Labeling Zonolite “has potential to adversely effect personal injury litigation relative to the past eleven years,” the memo continues. And labeling “will clearly give competition further fuel.”
This is the fifth class action filed against the company since Feb. 22 over the asbestos-tainted Zonolite insulation. Five legal firms from across the country, including one that played a lead role in getting large settlements in tobacco litigation, are assisting Lukins & Annis.
Spokane resident Marco Barbanti is the lead plaintiff. He owns a rental home near the Spokane County Courthouse that contains the suspect insulation.
He could not be reached for comment Friday.
News of the suit is welcome to Cecilia Whitmore, another Spokane homeowner. She has watched the vermiculite insulation leak from her attic into her bathroom through a ceiling fan for 30 years.
When she learned it was Zonolite, “I was kind of shook,” Whitmore says. “It was like a snake got out of its cage.”
She is disgusted at the thought that Grace kept selling the insulation long after it knew of its problems.
“I think we are a generation of guinea pigs,” she said.
This sidebar appeared with the story: AT A GLANCE Legal action
Since Feb. 22, five class action suits have been filed against W.R. Grace & Co. over the mining of asbestos-laced vermiculite ore from a mine at Libby, Mont. and the manufacture and sale of insulation made from the ore. They are:
A suit filed in state court in Helena, Mont. on behalf of anyone who worked in the Libby mine, ore mill and insulation plant; the families of these workers; and Libby residents. The lawsuit also seeks damages for workers and the families of workers from any of the vermiculite insulation plants across the nation.
A suit filed in U.S. District Court in Missoula seeking medical diagnostic screening for people who lived and worked in Libby.
A suit filed in U.S. District Court in Missoula, seeking compensation for property damage to people living and working in Libby.

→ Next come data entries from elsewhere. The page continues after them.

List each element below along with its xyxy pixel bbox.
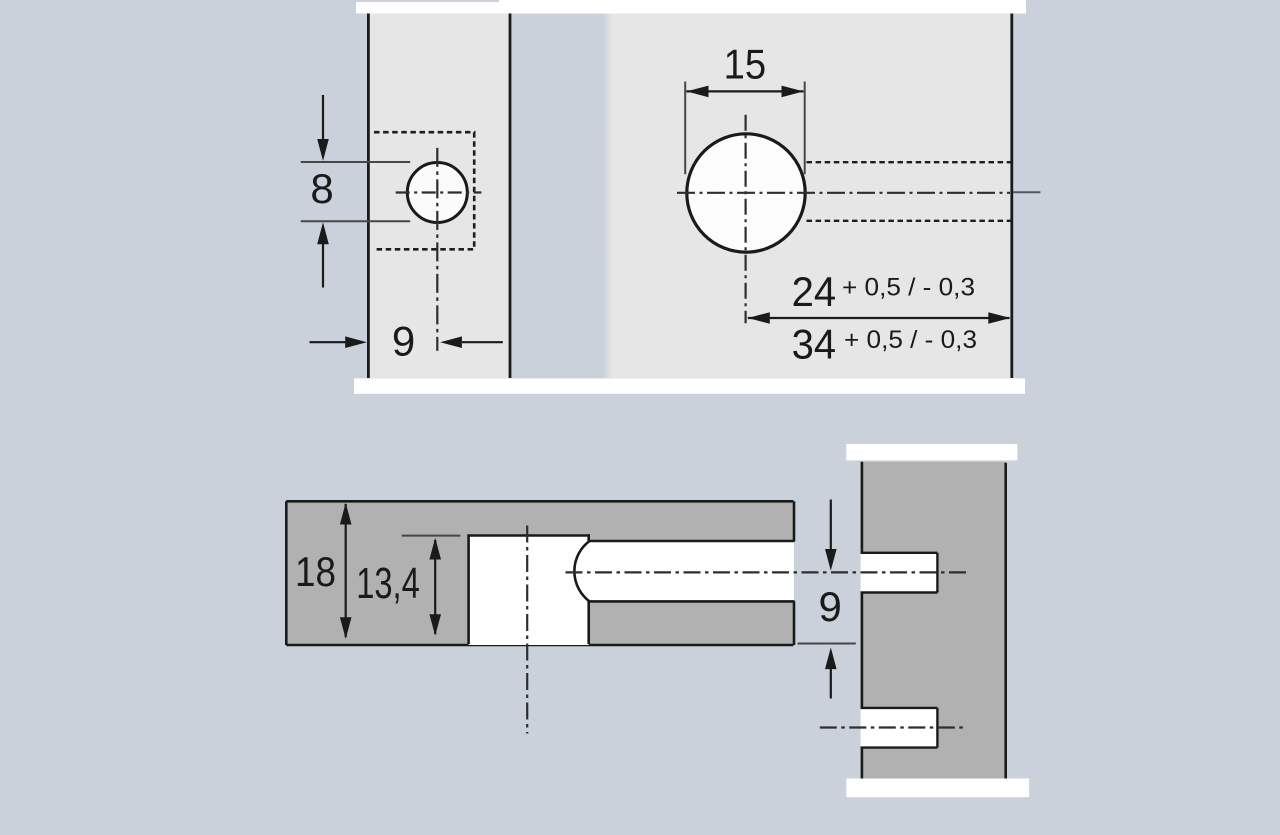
svg-text:+ 0,5 / - 0,3: + 0,5 / - 0,3 <box>844 326 977 354</box>
svg-text:18: 18 <box>295 548 336 595</box>
svg-text:24: 24 <box>792 268 837 315</box>
svg-text:13,4: 13,4 <box>356 559 420 608</box>
svg-text:+ 0,5 / - 0,3: + 0,5 / - 0,3 <box>842 274 975 302</box>
svg-text:8: 8 <box>310 165 333 212</box>
svg-text:15: 15 <box>724 40 767 87</box>
svg-text:9: 9 <box>392 317 415 364</box>
svg-text:9: 9 <box>819 583 842 630</box>
svg-text:34: 34 <box>792 321 837 368</box>
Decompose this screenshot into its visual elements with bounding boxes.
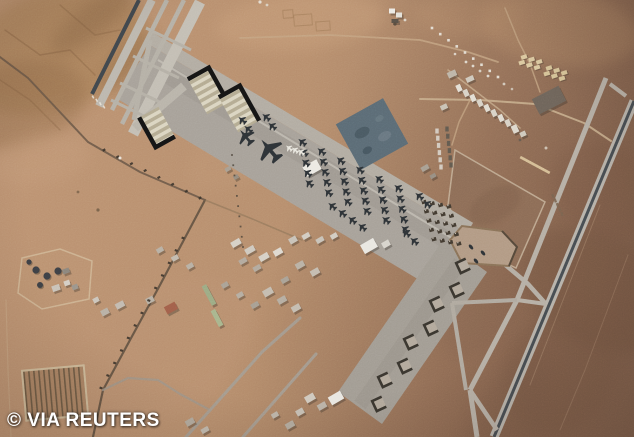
noise-overlay [0, 0, 634, 437]
credit-watermark: © VIA REUTERS [7, 410, 160, 432]
satellite-image: © VIA REUTERS [0, 0, 634, 437]
airbase-scene [0, 0, 634, 437]
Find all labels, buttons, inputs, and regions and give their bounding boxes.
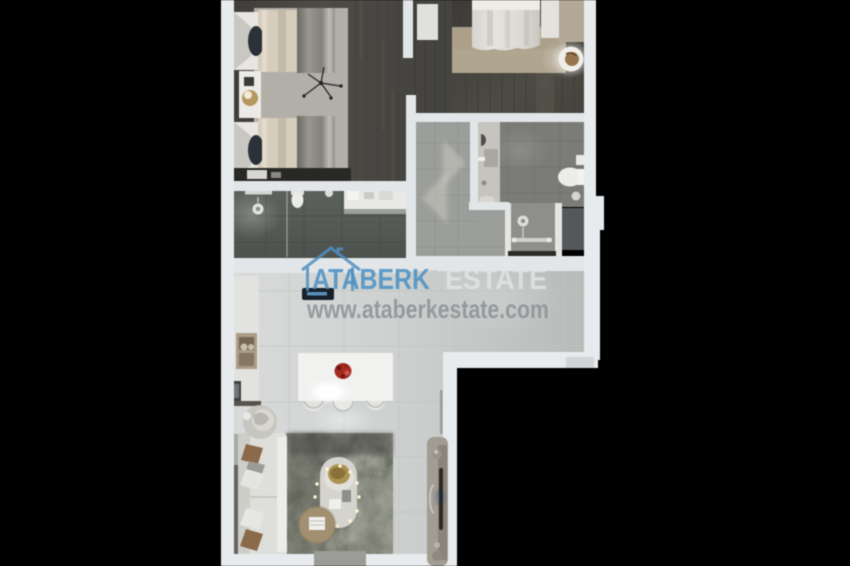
svg-text:ESTATE: ESTATE [445, 264, 547, 296]
svg-text:REAL: REAL [430, 267, 439, 289]
svg-text:www.ataberkestate.com: www.ataberkestate.com [306, 294, 549, 324]
svg-text:ATABERK: ATABERK [312, 264, 430, 296]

A suit filed in U.S. District Court in Boston on behalf of anyone in the United States who owns a home containing asbestos-tainted Zonolite insulation. The suit asks that Grace remove the insulation from all of the homes and pay damages for fraud, negligence, breach of warranties, deceptive trade practices and “unjust enrichment.”
A suit filed in Spokane County Superior Court Friday asking Grace be required to issue statewide warnings about the dangers of the insulation, pay to test homes and, where necessary, remove the insulation. The suit also seeks punitive damages based on the charge that Grace purposefully mislead the public and environmental regulators about the dangers of the insulation.